New laws against online hate speech in the run-up to Sunday’s election in Germany have not prevented “an influx of hate speech and harassment,” particularly against women and minority candidates. The New York Times reports that the impact of the laws on social media platforms remains unclear. Critics claim the German laws have served as a model for less democratic countries seeking to criminalize criticism of government officials.
Pro-Kremlin misinformation actors repeatedly infiltrated high-profile Western media outlets.Researchers at Cardiff University identified the network of misinformation actors who used the comments sections of at least 32 Western media outlets like The Times and The Washington Post to spread disinformation. Some comments were later recycled in Russian state media outlets as part of a large-scale influence operation.
On YouTube, COVID-19-related misinformation prevails in comments rather than in videos. According to a study published in Online Social Networks and Media, approximately a quarter of all comments left on more than 400 COVID-19-related videos contained misinformation. The authors also argue that users spreading misinformation do not concentrate in fragmented information cocoons but are part of diverse networks.

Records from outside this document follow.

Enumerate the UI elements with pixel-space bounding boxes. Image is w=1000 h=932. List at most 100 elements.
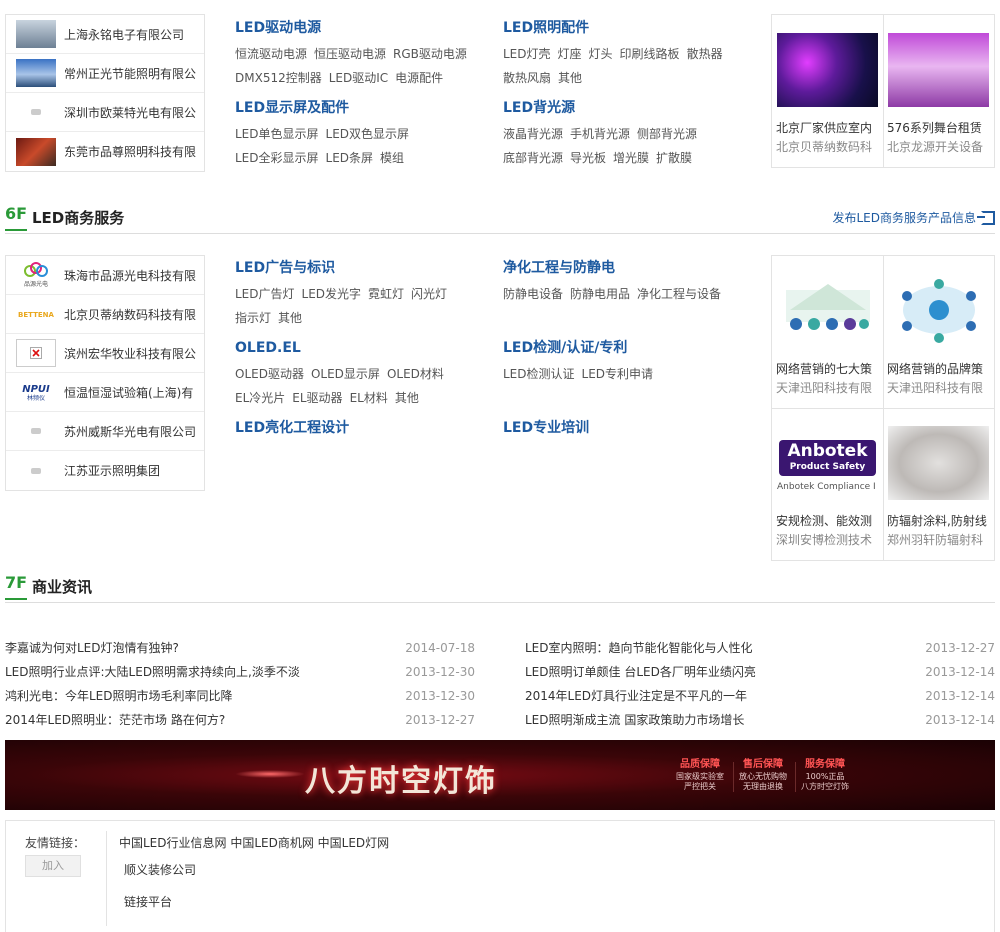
company-name[interactable]: 北京贝蒂纳数码科技有限 [64,306,202,323]
company-name[interactable]: 滨州宏华牧业科技有限公 [64,345,202,362]
category-link[interactable]: 扩散膜 [656,146,692,170]
category-link[interactable]: 散热风扇 [503,66,551,90]
category-title[interactable]: OLED.EL [235,338,485,358]
product-image[interactable] [777,33,878,107]
company-item[interactable]: 深圳市欧莱特光电有限公 [6,93,204,132]
product-card[interactable]: 北京厂家供应室内 北京贝蒂纳数码科 [772,15,884,168]
join-button[interactable]: 加入 [25,855,81,877]
category-link[interactable]: 散热器 [687,42,723,66]
product-company[interactable]: 北京龙源开关设备 [887,138,991,155]
category-link[interactable]: 导光板 [570,146,606,170]
category-link[interactable]: 霓虹灯 [368,282,404,306]
category-link[interactable]: DMX512控制器 [235,66,322,90]
category-title[interactable]: 净化工程与防静电 [503,258,753,278]
category-link[interactable]: 净化工程与设备 [637,282,721,306]
news-title[interactable]: 鸿利光电：今年LED照明市场毛利率同比降 [5,684,233,708]
category-link[interactable]: LED灯壳 [503,42,551,66]
product-card[interactable]: 防辐射涂料,防射线 郑州羽轩防辐射科 [883,408,995,561]
news-title[interactable]: 李嘉诚为何对LED灯泡情有独钟? [5,636,179,660]
product-card[interactable]: 网络营销的七大策 天津迅阳科技有限 [772,256,884,409]
company-name[interactable]: 江苏亚示照明集团 [64,462,202,479]
company-name[interactable]: 珠海市品源光电科技有限 [64,267,202,284]
company-name[interactable]: 东莞市品尊照明科技有限 [64,143,202,160]
category-link[interactable]: 其他 [395,386,419,410]
company-name[interactable]: 深圳市欧莱特光电有限公 [64,104,202,121]
category-title[interactable]: LED广告与标识 [235,258,485,278]
product-title[interactable]: 安规检测、能效测 [776,512,880,529]
product-company[interactable]: 天津迅阳科技有限 [887,379,991,396]
category-link[interactable]: LED驱动IC [329,66,388,90]
product-card[interactable]: 网络营销的品牌策 天津迅阳科技有限 [883,256,995,409]
category-link[interactable]: EL材料 [350,386,388,410]
company-name[interactable]: 常州正光节能照明有限公 [64,65,202,82]
category-link[interactable]: 侧部背光源 [637,122,697,146]
product-title[interactable]: 576系列舞台租赁 [887,119,991,136]
category-link[interactable]: 液晶背光源 [503,122,563,146]
category-link[interactable]: OLED材料 [387,362,444,386]
category-link[interactable]: 增光膜 [613,146,649,170]
product-company[interactable]: 北京贝蒂纳数码科 [776,138,880,155]
category-link[interactable]: 印刷线路板 [620,42,680,66]
category-link[interactable]: 底部背光源 [503,146,563,170]
category-link[interactable]: RGB驱动电源 [393,42,467,66]
category-link[interactable]: LED双色显示屏 [326,122,410,146]
category-link[interactable]: LED发光字 [302,282,362,306]
company-name[interactable]: 苏州威斯华光电有限公司 [64,423,202,440]
friend-link[interactable]: 中国LED行业信息网 中国LED商机网 中国LED灯网 [119,834,389,851]
category-title[interactable]: LED驱动电源 [235,18,485,38]
product-image[interactable]: Anbotek Product Safety Anbotek Complianc… [777,426,878,500]
product-company[interactable]: 深圳安博检测技术 [776,531,880,548]
category-title[interactable]: LED照明配件 [503,18,753,38]
category-link[interactable]: OLED显示屏 [311,362,380,386]
company-item[interactable]: 常州正光节能照明有限公 [6,54,204,93]
news-item[interactable]: 2014年LED灯具行业注定是不平凡的一年 2013-12-14 [525,684,995,708]
product-card[interactable]: 576系列舞台租赁 北京龙源开关设备 [883,15,995,168]
product-title[interactable]: 网络营销的七大策 [776,360,880,377]
category-title[interactable]: LED专业培训 [503,418,589,438]
news-title[interactable]: LED照明行业点评:大陆LED照明需求持续向上,淡季不淡 [5,660,300,684]
news-title[interactable]: 2014年LED照明业：茫茫市场 路在何方? [5,708,225,732]
product-image[interactable] [888,33,989,107]
category-link[interactable]: 闪光灯 [411,282,447,306]
category-link[interactable]: 灯头 [589,42,613,66]
news-title[interactable]: LED室内照明：趋向节能化智能化与人性化 [525,636,753,660]
product-company[interactable]: 天津迅阳科技有限 [776,379,880,396]
company-item[interactable]: 上海永铭电子有限公司 [6,15,204,54]
news-item[interactable]: LED室内照明：趋向节能化智能化与人性化 2013-12-27 [525,636,995,660]
product-image[interactable] [888,426,989,500]
category-link[interactable]: 防静电设备 [503,282,563,306]
news-item[interactable]: 2014年LED照明业：茫茫市场 路在何方? 2013-12-27 [5,708,475,732]
category-link[interactable]: 指示灯 [235,306,271,330]
news-item[interactable]: LED照明行业点评:大陆LED照明需求持续向上,淡季不淡 2013-12-30 [5,660,475,684]
news-item[interactable]: LED照明订单颇佳 台LED各厂明年业绩闪亮 2013-12-14 [525,660,995,684]
category-link[interactable]: 其他 [558,66,582,90]
company-item[interactable]: 滨州宏华牧业科技有限公 [6,334,204,373]
news-title[interactable]: LED照明订单颇佳 台LED各厂明年业绩闪亮 [525,660,756,684]
product-title[interactable]: 北京厂家供应室内 [776,119,880,136]
news-title[interactable]: LED照明渐成主流 国家政策助力市场增长 [525,708,744,732]
product-image[interactable] [777,274,878,348]
category-link[interactable]: 恒压驱动电源 [314,42,386,66]
category-title[interactable]: LED检测/认证/专利 [503,338,753,358]
category-link[interactable]: 防静电用品 [570,282,630,306]
news-title[interactable]: 2014年LED灯具行业注定是不平凡的一年 [525,684,747,708]
category-title[interactable]: LED显示屏及配件 [235,98,485,118]
company-name[interactable]: 上海永铭电子有限公司 [64,26,202,43]
company-item[interactable]: 苏州威斯华光电有限公司 [6,412,204,451]
category-link[interactable]: 灯座 [558,42,582,66]
company-item[interactable]: 品源光电 珠海市品源光电科技有限 [6,256,204,295]
company-item[interactable]: 东莞市品尊照明科技有限 [6,132,204,171]
post-product-link-text[interactable]: 发布LED商务服务产品信息 [832,209,976,226]
category-link[interactable]: OLED驱动器 [235,362,304,386]
category-title[interactable]: LED亮化工程设计 [235,418,349,438]
category-link[interactable]: 模组 [380,146,404,170]
product-image[interactable] [888,274,989,348]
category-link[interactable]: LED条屏 [326,146,374,170]
category-link[interactable]: 恒流驱动电源 [235,42,307,66]
category-link[interactable]: LED全彩显示屏 [235,146,319,170]
category-link[interactable]: EL驱动器 [292,386,342,410]
friend-link[interactable]: 链接平台 [124,893,172,910]
category-title[interactable]: LED背光源 [503,98,753,118]
ad-banner[interactable]: 八方时空灯饰 品质保障 国家级实验室 严控把关 售后保障 放心无忧购物 无理由退… [5,740,995,810]
company-item[interactable]: BETTENA 北京贝蒂纳数码科技有限 [6,295,204,334]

During the second wave of the COVID-19 pandemic in India, information chaos gave rise to a specific type of misinformation – “hyperlocal information.” A report published by Tattle details that some (mis)information circulated among restricted audiences on WhatsApp and was not created or propagated in coordination during the pandemic. The researchers suggest that this type of (mis)information requires “distributed but coordinated verification.”